When using Bayesian classification, you can give a 'fractile' value
that tells how much of a class' training data is to be classified into
the class in one-class classification scenario. Value of 1 says that
all training data should be classified as belonging to the class, but
no sample that has a lower likelihood than the worst sample in the
class training data should be classified as belonging to the class.
In multiclass scenarios, the one-class classification is performed
first for each of the known classes, and the classes with which the
sample passed, are used in Bayesian classification.

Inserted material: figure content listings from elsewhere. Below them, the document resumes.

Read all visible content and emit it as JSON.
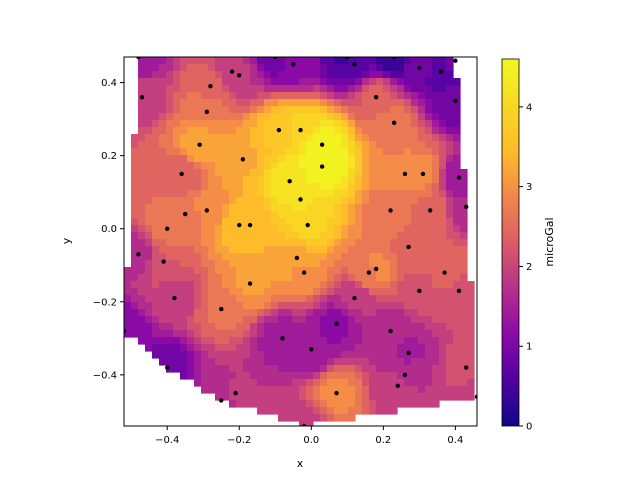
{
  "chart_data": {
    "type": "tricontourf",
    "title": "",
    "xlabel": "x",
    "ylabel": "y",
    "xlim": [
      -0.52,
      0.46
    ],
    "ylim": [
      -0.54,
      0.47
    ],
    "x_ticks": [
      -0.4,
      -0.2,
      0.0,
      0.2,
      0.4
    ],
    "x_tick_labels": [
      "−0.4",
      "−0.2",
      "0.0",
      "0.2",
      "0.4"
    ],
    "y_ticks": [
      -0.4,
      -0.2,
      0.0,
      0.2,
      0.4
    ],
    "y_tick_labels": [
      "−0.4",
      "−0.2",
      "0.0",
      "0.2",
      "0.4"
    ],
    "colormap": "plasma",
    "colorbar": {
      "label": "microGal",
      "range": [
        0,
        4.6
      ],
      "ticks": [
        0,
        1,
        2,
        3,
        4
      ],
      "tick_labels": [
        "0",
        "1",
        "2",
        "3",
        "4"
      ]
    },
    "points": [
      [
        -0.47,
        0.36,
        1.9
      ],
      [
        -0.22,
        0.43,
        1.8
      ],
      [
        -0.2,
        0.42,
        1.8
      ],
      [
        -0.05,
        0.45,
        1.2
      ],
      [
        -0.28,
        0.39,
        2.5
      ],
      [
        -0.29,
        0.32,
        2.8
      ],
      [
        -0.31,
        0.23,
        3.2
      ],
      [
        -0.36,
        0.15,
        2.3
      ],
      [
        -0.35,
        0.04,
        2.6
      ],
      [
        -0.29,
        0.05,
        2.9
      ],
      [
        -0.19,
        0.19,
        3.3
      ],
      [
        -0.09,
        0.27,
        3.6
      ],
      [
        -0.03,
        0.27,
        4.0
      ],
      [
        0.03,
        0.23,
        4.5
      ],
      [
        0.03,
        0.17,
        4.6
      ],
      [
        -0.06,
        0.13,
        4.3
      ],
      [
        -0.03,
        0.08,
        4.1
      ],
      [
        -0.01,
        0.01,
        3.9
      ],
      [
        -0.4,
        0.0,
        2.7
      ],
      [
        -0.2,
        0.01,
        3.5
      ],
      [
        -0.17,
        0.01,
        3.4
      ],
      [
        -0.48,
        -0.07,
        1.6
      ],
      [
        -0.41,
        -0.09,
        2.3
      ],
      [
        -0.38,
        -0.19,
        1.9
      ],
      [
        -0.17,
        -0.15,
        3.1
      ],
      [
        -0.04,
        -0.08,
        3.3
      ],
      [
        -0.02,
        -0.12,
        3.0
      ],
      [
        -0.25,
        -0.22,
        2.6
      ],
      [
        -0.4,
        -0.38,
        0.9
      ],
      [
        -0.08,
        -0.3,
        1.4
      ],
      [
        0.0,
        -0.33,
        1.3
      ],
      [
        0.12,
        -0.19,
        1.8
      ],
      [
        0.07,
        -0.26,
        1.2
      ],
      [
        0.16,
        -0.12,
        2.7
      ],
      [
        0.18,
        -0.11,
        2.9
      ],
      [
        0.22,
        0.05,
        2.7
      ],
      [
        0.27,
        -0.05,
        2.5
      ],
      [
        0.26,
        0.15,
        2.9
      ],
      [
        0.31,
        0.15,
        2.9
      ],
      [
        0.33,
        0.05,
        2.5
      ],
      [
        0.37,
        -0.12,
        2.5
      ],
      [
        0.41,
        -0.17,
        2.2
      ],
      [
        0.43,
        0.06,
        1.6
      ],
      [
        0.41,
        0.14,
        1.3
      ],
      [
        0.4,
        0.35,
        0.8
      ],
      [
        0.36,
        0.43,
        0.6
      ],
      [
        0.3,
        0.44,
        0.9
      ],
      [
        0.18,
        0.36,
        2.4
      ],
      [
        0.23,
        0.29,
        2.7
      ],
      [
        0.23,
        0.47,
        0.4
      ],
      [
        0.4,
        0.46,
        0.9
      ],
      [
        0.22,
        -0.28,
        1.6
      ],
      [
        0.27,
        -0.34,
        1.5
      ],
      [
        0.26,
        -0.4,
        1.7
      ],
      [
        0.24,
        -0.43,
        1.9
      ],
      [
        0.3,
        -0.17,
        2.1
      ],
      [
        0.43,
        -0.38,
        2.2
      ],
      [
        0.46,
        -0.46,
        1.8
      ],
      [
        0.07,
        -0.45,
        2.9
      ],
      [
        -0.21,
        -0.45,
        1.8
      ],
      [
        -0.25,
        -0.47,
        1.7
      ],
      [
        -0.02,
        -0.54,
        1.9
      ],
      [
        -0.52,
        -0.28,
        1.1
      ],
      [
        -0.48,
        0.47,
        1.3
      ],
      [
        -0.1,
        0.47,
        0.8
      ],
      [
        0.1,
        0.47,
        0.4
      ],
      [
        0.12,
        0.45,
        0.7
      ]
    ]
  }
}
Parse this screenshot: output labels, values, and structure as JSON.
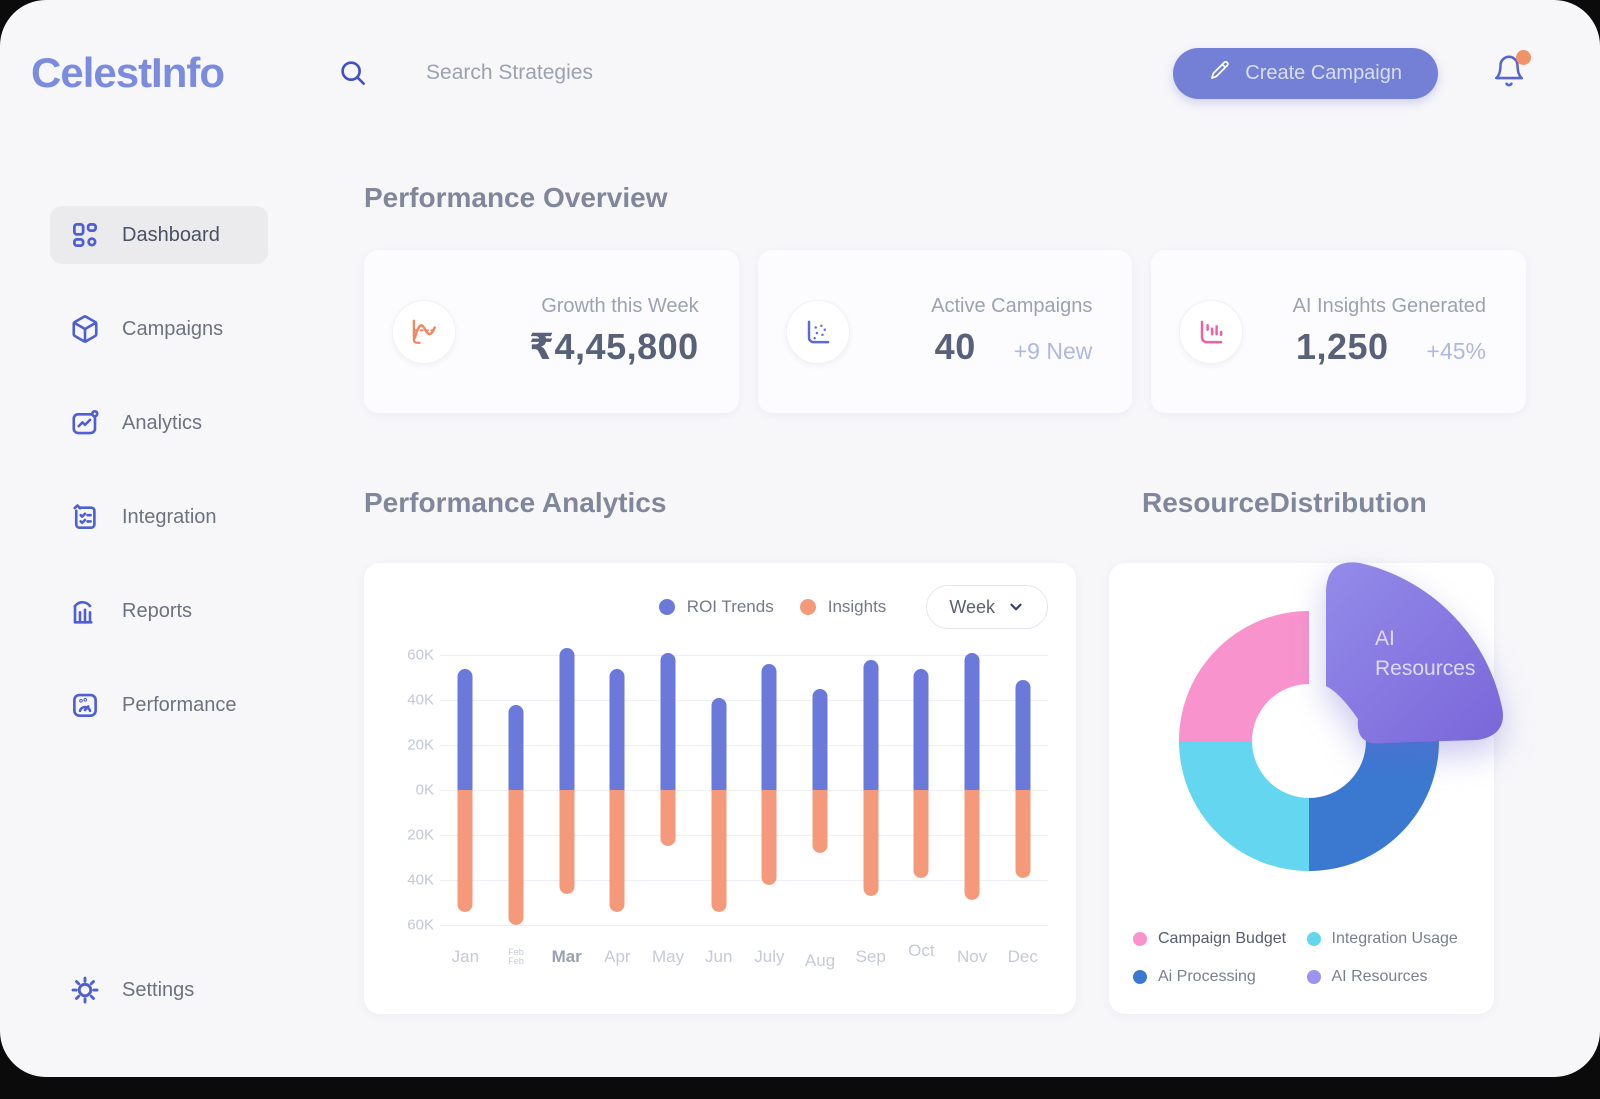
{
  "app": {
    "brand": "CelestInfo"
  },
  "topbar": {
    "search_placeholder": "Search Strategies",
    "create_button": "Create Campaign"
  },
  "sidebar": {
    "items": [
      {
        "label": "Dashboard",
        "icon": "dashboard-grid-icon",
        "active": true
      },
      {
        "label": "Campaigns",
        "icon": "cube-icon",
        "active": false
      },
      {
        "label": "Analytics",
        "icon": "line-chart-icon",
        "active": false
      },
      {
        "label": "Integration",
        "icon": "checklist-icon",
        "active": false
      },
      {
        "label": "Reports",
        "icon": "bar-chart-icon",
        "active": false
      },
      {
        "label": "Performance",
        "icon": "gauge-icon",
        "active": false
      }
    ],
    "settings": {
      "label": "Settings",
      "icon": "gear-icon"
    }
  },
  "overview": {
    "title": "Performance Overview",
    "cards": [
      {
        "label": "Growth this Week",
        "value": "₹4,45,800",
        "delta": "",
        "icon": "line-chart-icon",
        "accent": "#f2855e"
      },
      {
        "label": "Active Campaigns",
        "value": "40",
        "delta": "+9 New",
        "icon": "scatter-plot-icon",
        "accent": "#5a6bd8"
      },
      {
        "label": "AI Insights Generated",
        "value": "1,250",
        "delta": "+45%",
        "icon": "bar-chart-icon",
        "accent": "#f05fa0"
      }
    ]
  },
  "analytics": {
    "title": "Performance Analytics",
    "range_selector": "Week"
  },
  "distribution": {
    "title": "ResourceDistribution",
    "callout": {
      "line1": "AI",
      "line2": "Resources"
    }
  },
  "chart_data": [
    {
      "type": "bar",
      "title": "Performance Analytics",
      "orientation": "mirrored",
      "categories": [
        "Jan",
        "Feb",
        "Mar",
        "Apr",
        "May",
        "Jun",
        "July",
        "Aug",
        "Sep",
        "Oct",
        "Nov",
        "Dec"
      ],
      "series": [
        {
          "name": "ROI Trends",
          "color": "#6b79db",
          "direction": "up",
          "values": [
            54,
            38,
            63,
            54,
            61,
            41,
            56,
            45,
            58,
            54,
            61,
            49
          ]
        },
        {
          "name": "Insights",
          "color": "#f49a7b",
          "direction": "down",
          "values": [
            54,
            60,
            46,
            54,
            25,
            54,
            42,
            28,
            47,
            39,
            49,
            39
          ]
        }
      ],
      "unit": "K",
      "ylim": [
        0,
        60
      ],
      "yticks": [
        "60K",
        "40K",
        "20K",
        "0K",
        "20K",
        "40K",
        "60K"
      ],
      "grid": true,
      "legend_position": "top-right",
      "range_selector": "Week"
    },
    {
      "type": "pie",
      "donut": true,
      "title": "ResourceDistribution",
      "labels": [
        "Campaign Budget",
        "Integration Usage",
        "Ai Processing",
        "AI Resources"
      ],
      "values": [
        25,
        25,
        25,
        25
      ],
      "colors": [
        "#f893cd",
        "#65d6f0",
        "#3b79d1",
        "#9c92f0"
      ],
      "highlighted_slice": "AI Resources",
      "highlight_gradient": [
        "#938be9",
        "#7a66d9"
      ],
      "legend_position": "bottom"
    }
  ]
}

- gmmb_em: added two new c-means based EM initialization methods,
so that EM estimation no longer requires the Fuzzy Logic Toolbox.
- gmmb_fj: added 'maxloops' optional parameter to control the maximum
iterations allowed in a CEM run.
- gmmb_demo01: added an example of trash class classification.
--- 4. DATA STRUCTURES ---
Specification for the so called bayesS struct in gmmb_* functions.
K number of classes
D number of dimensions
C number of GMM components (class specific, can vary)
N number of data points
bayesS - struct array 1 x K
mu D x C mean vectors
sigma D x D x C covariance matrices
weight C x 1 component weights
apriories 1 x 1 class a priori probability
When referring to "data" and "type" parameters:
data N x D matrix
type N x 1 vector (class label, positive integer)
type is assumed to have at least one of every integer 1, ..., K.
histS - cell array 1 x K of vectors
Each vector contains an ordered list of PDF values of
points from the distribution k described by the k'th PDF.
$Name: $
$Id: readme.txt,v 1.4 2005/04/14 10:33:34 paalanen Exp $